Jeffrey G. Koens IBM General Technology Division, East Fishkill facility, Hopewell Junction, New York 12533. Mr. Koens is a development engineer currently responsible for managing the development and coordination of East Fishkill's manufacturing planning systems. He joined IBM in East Fishkill in 1969 as an associate engineer and has held a variety of management and technical positions in the development, manufacturing, and quality engineering areas. Mr. Koens received a B.S. in physics in 1968 and a bachelor of electrical engineering degree in 1969 from the City University of New York.

Eugene H. Melan IBM Data Systems Division, P. O. Box 390, Poughkeepsie, New York 12602. Mr. Melan is a senior engineer on the technical staff of the Data Systems Division and is currently responsible for the division quality excellence program.

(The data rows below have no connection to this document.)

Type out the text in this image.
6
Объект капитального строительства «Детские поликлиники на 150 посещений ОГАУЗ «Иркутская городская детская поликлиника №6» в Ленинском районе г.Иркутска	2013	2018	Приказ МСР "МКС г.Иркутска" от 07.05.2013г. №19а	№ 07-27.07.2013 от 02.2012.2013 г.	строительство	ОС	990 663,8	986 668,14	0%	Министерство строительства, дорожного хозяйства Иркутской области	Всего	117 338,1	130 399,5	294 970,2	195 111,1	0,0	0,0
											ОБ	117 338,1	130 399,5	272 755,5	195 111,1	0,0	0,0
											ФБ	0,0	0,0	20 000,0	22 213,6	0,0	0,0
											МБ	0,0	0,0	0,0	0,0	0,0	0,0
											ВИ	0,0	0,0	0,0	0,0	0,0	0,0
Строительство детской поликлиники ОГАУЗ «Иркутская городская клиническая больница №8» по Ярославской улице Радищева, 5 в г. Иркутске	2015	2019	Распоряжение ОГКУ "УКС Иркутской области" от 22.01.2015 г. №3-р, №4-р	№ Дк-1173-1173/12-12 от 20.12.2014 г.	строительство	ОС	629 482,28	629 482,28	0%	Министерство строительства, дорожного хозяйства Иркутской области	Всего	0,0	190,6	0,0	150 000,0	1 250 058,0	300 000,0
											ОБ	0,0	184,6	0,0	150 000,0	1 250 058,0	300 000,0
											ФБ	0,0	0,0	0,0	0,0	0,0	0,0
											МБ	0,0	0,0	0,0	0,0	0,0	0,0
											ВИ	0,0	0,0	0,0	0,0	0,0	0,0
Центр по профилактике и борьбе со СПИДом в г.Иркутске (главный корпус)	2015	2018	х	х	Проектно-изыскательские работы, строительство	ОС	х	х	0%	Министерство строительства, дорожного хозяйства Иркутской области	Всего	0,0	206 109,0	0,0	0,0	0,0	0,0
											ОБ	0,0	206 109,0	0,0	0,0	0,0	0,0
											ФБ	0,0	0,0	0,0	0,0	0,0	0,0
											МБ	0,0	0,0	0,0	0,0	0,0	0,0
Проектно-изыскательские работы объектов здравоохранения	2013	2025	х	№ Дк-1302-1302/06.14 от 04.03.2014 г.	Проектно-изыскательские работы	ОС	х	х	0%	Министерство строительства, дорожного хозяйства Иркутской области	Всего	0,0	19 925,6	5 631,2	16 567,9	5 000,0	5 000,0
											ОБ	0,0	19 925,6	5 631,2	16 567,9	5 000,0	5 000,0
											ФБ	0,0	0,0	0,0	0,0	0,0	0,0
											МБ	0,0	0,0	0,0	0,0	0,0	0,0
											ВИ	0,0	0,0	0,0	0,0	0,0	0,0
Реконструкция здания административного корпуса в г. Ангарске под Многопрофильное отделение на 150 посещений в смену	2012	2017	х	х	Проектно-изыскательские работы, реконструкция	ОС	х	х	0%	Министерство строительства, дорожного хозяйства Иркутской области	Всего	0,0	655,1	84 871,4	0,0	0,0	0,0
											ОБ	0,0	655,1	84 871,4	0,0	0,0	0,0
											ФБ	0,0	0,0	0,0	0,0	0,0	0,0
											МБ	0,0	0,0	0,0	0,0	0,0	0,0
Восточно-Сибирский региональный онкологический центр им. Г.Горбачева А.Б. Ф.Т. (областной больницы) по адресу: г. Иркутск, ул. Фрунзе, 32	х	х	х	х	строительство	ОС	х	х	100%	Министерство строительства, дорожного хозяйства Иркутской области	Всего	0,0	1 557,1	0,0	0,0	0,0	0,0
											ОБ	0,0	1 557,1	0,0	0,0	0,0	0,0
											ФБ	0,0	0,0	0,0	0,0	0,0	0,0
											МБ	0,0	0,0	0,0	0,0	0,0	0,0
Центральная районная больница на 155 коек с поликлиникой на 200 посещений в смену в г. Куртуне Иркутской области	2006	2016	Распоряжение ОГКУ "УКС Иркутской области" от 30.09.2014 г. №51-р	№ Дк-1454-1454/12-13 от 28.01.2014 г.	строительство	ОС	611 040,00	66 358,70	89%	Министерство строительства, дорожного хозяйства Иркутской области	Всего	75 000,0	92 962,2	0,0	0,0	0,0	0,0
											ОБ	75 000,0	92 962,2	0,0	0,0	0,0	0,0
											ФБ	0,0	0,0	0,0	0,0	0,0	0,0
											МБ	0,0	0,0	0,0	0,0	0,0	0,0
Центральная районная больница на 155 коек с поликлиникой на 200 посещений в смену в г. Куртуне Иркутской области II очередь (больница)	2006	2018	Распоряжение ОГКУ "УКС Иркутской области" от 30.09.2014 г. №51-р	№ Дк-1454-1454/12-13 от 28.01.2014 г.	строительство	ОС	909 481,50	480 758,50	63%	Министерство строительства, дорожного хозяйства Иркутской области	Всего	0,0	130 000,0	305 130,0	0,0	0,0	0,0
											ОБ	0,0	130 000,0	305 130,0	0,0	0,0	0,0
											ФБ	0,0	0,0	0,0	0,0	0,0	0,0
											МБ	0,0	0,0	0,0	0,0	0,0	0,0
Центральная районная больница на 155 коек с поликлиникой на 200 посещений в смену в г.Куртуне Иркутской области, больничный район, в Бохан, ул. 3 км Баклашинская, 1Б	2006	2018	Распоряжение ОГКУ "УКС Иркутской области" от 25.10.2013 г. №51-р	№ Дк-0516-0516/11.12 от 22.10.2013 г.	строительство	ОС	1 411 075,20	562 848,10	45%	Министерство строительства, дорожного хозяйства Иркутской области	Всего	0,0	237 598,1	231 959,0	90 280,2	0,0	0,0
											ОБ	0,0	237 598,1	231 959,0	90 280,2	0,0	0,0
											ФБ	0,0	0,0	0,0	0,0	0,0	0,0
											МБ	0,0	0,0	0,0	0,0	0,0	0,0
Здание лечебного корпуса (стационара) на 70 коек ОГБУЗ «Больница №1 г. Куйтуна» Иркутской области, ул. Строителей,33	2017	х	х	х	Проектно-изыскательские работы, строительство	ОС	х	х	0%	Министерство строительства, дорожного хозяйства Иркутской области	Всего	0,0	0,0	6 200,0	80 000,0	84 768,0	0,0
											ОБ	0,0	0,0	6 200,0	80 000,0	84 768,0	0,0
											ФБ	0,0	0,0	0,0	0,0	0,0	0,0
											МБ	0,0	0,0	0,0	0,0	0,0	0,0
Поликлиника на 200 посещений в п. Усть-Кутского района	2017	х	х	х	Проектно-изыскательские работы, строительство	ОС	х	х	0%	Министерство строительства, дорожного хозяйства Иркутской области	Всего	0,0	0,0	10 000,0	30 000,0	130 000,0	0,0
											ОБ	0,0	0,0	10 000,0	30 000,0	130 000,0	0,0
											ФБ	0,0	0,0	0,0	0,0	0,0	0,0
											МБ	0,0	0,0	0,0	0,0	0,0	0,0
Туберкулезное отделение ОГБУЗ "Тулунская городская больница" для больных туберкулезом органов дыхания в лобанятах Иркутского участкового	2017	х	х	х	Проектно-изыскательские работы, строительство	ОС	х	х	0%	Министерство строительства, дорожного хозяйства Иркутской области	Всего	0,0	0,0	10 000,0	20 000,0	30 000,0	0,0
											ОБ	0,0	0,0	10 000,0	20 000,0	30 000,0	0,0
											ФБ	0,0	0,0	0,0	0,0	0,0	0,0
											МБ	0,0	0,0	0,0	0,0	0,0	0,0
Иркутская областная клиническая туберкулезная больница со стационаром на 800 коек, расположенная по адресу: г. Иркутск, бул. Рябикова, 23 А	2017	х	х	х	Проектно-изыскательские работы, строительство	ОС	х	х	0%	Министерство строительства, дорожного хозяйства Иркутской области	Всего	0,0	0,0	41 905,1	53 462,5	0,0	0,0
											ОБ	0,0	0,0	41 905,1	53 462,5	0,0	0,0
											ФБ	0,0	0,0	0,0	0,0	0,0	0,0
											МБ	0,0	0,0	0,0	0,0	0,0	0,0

He joined IBM in Poughkeepsie in 1954 as a junior engineer working on the development of the magnetic drum unit of the IBM Model 702. Subsequent assignments in magnetic technologies included development and characterization of ferrite and film devices for memory and switching applications. He has held a variety of management positions in development and manufacturing since 1960, including device analysis and reliability, advanced module engineering, current product assurance, supplier technical assurance, and world trade technical programs. He received a B.S. in mathematics in 1953, an M.S. in physics in 1954 from New York University, and an M.S. in industrial administration from Union College, Schenectady, New York, in 1972. Mr. Melan is a member of the American Society for Quality Control and Sigma Xi; he is an ASQE certified quality engineer.

Gary A. Snyder IBM General Technology Division, Burlington facility, Essex Junction, Vermont 05452. Mr. Snyder is a senior associate engineer working in SAMOS reliability and characterization quality engineering. He is responsible for characterizing line problems and estimating future reliability performance via models utilizing in-line data of key reliability-related parameters. Mr. Snyder joined IBM in 1978 at Burlington as a quality engineer responsible for SAMOS hot process controls. Prior to joining IBM, he taught at John F. Kennedy High School, Warren, Ohio, and at Boardman High School, Youngstown, Ohio. He received his B.S. in mathematics from Gannon College, Erie, Pennsylvania.